ESM3 is a language model.
It was trained with $1.07 \times 10^{24}$ FLOPs.
The training data consisted of 2.78 billion proteins and 771 billion unique tokens.
ESM3 has 98 billion parameters.
Scaling ESM3 to a 98 billion parameter size leads to enhancements in the depiction of sequence, structure, and function, as well as in generative assessments.
ESM3 is highly responsive to prompts
Finds creative solutions to complex combinations of prompts
Can find solutions for which there are no matching structures in nature
Models at all scales can be aligned to better follow prompts.
Larger models are more responsive to alignment.
Larger models have greater capability to solve difficult prompts after alignment.
A new green fluorescent protein (GFP) has been generated with ESM3.
The GFP is reported to have unique properties.
The generation of the GFP was successful.
Fluorescent proteins are responsible for the glowing colors of jellyfish and corals.
Fluorescent proteins are important tools in modern biotechnology.
The protein has an eleven stranded beta barrel structure.
A helix threads through the center of the beta barrel.
The helix scaffolds the formation of a light-emitting chromophore.
The chromophore is formed out of the protein's own atoms.
The mechanism of producing fluorescence is difficult even for nature.
No other protein spontaneously forms a fluorescent chromophore out of its own structure.
The mechanism is unique in nature.
The new protein is named esmGFP.
EsmGFP has 36% sequence identity to Aequorea victoria GFP.

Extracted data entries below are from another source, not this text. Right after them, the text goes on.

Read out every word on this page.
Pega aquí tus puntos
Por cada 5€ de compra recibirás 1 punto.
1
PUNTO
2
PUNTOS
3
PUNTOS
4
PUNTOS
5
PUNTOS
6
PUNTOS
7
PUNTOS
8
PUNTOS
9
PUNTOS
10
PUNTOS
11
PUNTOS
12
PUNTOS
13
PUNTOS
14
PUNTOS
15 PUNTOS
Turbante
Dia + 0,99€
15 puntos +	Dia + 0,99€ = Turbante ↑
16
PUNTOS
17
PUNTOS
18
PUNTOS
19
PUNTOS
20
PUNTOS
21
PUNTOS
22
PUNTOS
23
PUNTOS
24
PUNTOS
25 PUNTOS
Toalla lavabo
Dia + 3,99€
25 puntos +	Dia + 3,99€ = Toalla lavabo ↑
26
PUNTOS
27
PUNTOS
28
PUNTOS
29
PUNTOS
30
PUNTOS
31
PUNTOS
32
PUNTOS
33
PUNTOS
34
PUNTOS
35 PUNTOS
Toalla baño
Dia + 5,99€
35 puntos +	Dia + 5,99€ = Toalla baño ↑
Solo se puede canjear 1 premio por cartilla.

EsmGFP has 58% sequence identity to the most similar known fluorescent protein.
GFP has been a target for protein engineering for several decades
Unique GFPs have only been found through the discovery of new GFPs in nature
There are multiple unique facts or ideas presented in the text
Natural GFPs have undergone similar levels of diversification over predictable time periods.

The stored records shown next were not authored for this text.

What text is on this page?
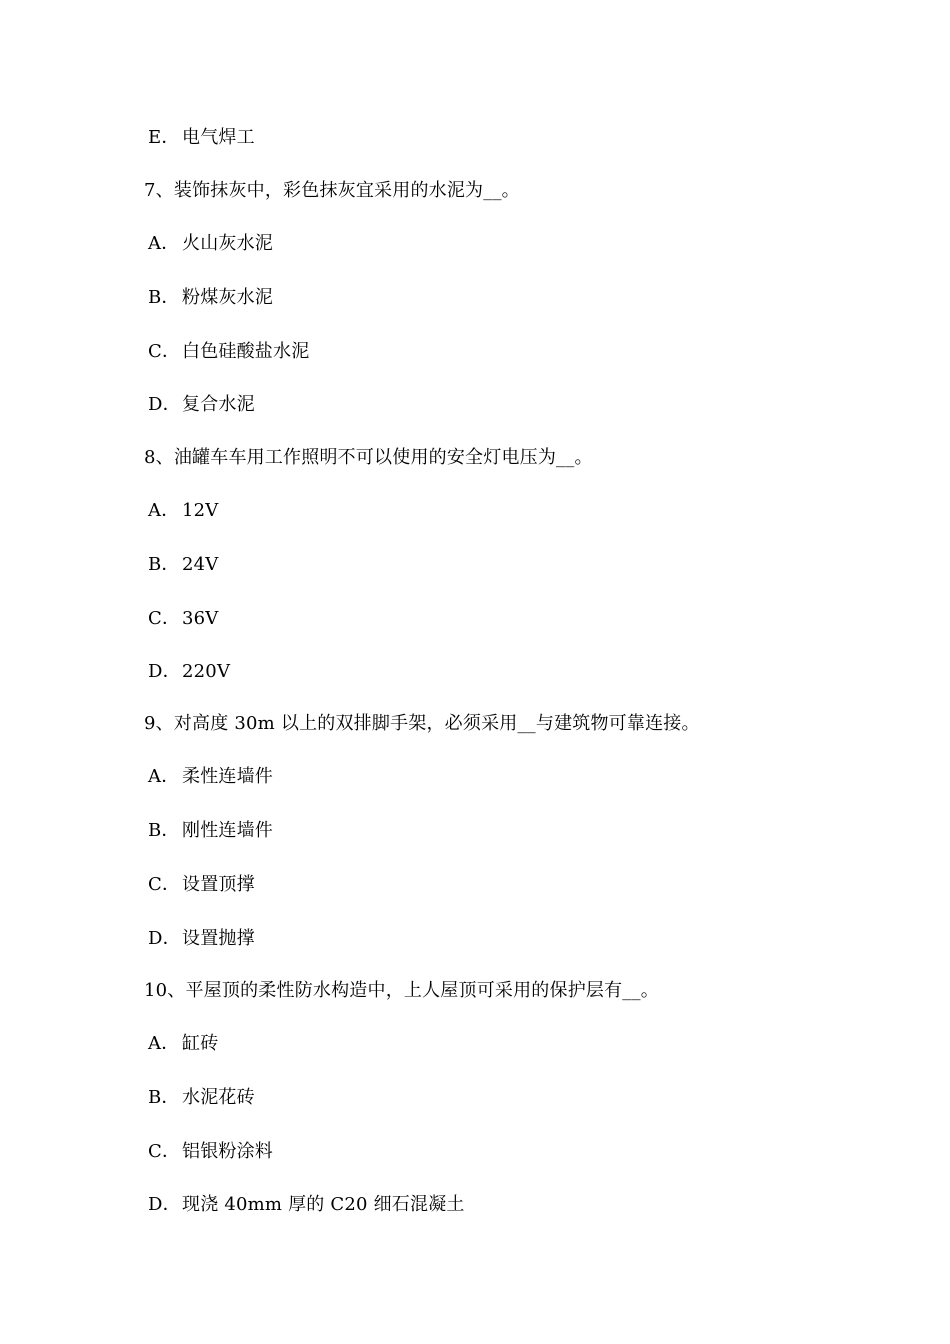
E． 电气焊工
7、装饰抹灰中，彩色抹灰宜采用的水泥为__。
A． 火山灰水泥
B． 粉煤灰水泥
C． 白色硅酸盐水泥
D．复合水泥
8、油罐车车用工作照明不可以使用的安全灯电压为__。
A． 12V
B． 24V
C． 36V
D．220V
9、对高度 30m 以上的双排脚手架，必须采用__与建筑物可靠连接。
A． 柔性连墙件
B． 刚性连墙件
C． 设置顶撑
D．设置抛撑
10、平屋顶的柔性防水构造中，上人屋顶可采用的保护层有__。
A． 缸砖
B． 水泥花砖
C． 铝银粉涂料
D．现浇 40mm 厚的 C20 细石混凝土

This suggests that the evolution of GFPs is not entirely random and may be influenced by environmental factors.
Further research is needed to determine the specific mechanisms driving GFP diversification.
Understanding these mechanisms could have implications for the development of new fluorescent proteins for use in biotechnology and medical applications.

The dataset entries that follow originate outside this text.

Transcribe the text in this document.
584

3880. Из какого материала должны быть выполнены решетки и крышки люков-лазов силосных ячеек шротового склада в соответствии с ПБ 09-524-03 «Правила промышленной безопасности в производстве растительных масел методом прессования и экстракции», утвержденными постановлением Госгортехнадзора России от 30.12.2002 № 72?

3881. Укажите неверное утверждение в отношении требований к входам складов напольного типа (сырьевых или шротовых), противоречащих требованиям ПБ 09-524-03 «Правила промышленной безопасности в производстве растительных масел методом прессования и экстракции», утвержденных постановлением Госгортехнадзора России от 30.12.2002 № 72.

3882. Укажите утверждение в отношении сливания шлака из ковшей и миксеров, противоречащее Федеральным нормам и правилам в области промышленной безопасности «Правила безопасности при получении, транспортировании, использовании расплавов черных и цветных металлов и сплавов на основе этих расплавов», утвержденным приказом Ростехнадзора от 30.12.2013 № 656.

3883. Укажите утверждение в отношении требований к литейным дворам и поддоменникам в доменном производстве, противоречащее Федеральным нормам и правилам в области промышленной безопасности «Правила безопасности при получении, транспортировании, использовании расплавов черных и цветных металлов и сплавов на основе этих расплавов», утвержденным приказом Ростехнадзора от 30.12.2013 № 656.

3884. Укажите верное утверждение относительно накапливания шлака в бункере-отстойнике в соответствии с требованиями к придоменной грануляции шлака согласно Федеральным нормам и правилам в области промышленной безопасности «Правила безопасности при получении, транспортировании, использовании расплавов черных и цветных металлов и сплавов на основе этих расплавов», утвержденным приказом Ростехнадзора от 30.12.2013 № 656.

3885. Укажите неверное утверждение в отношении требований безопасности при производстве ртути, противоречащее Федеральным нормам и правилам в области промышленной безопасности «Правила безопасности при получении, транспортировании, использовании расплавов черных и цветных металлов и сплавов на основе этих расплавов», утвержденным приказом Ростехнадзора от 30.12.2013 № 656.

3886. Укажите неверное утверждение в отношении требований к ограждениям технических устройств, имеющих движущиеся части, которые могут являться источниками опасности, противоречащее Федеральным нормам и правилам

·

The generation of a new fluorescent protein at a certain distance from existing proteins is equivalent to simulating over 500 million years of evolution.
This fact highlights the significance and potential impact of the discovery.
The discovery could have implications for various fields, such as biotechnology and medicine.
The use of fluorescent proteins has revolutionized the study of biological processes at the molecular level.
The development of new fluorescent proteins with unique properties could further advance research in these fields.
The study of fluorescent proteins and their evolution can provide insights into the mechanisms of protein function and evolution.
The generation of a new fluorescent protein at a certain distance from existing proteins is a rare and significant event.
The discovery was made possible through the use of advanced computational and experimental techniques.
The study demonstrates the potential of combining computational and experimental approaches in protein engineering and design.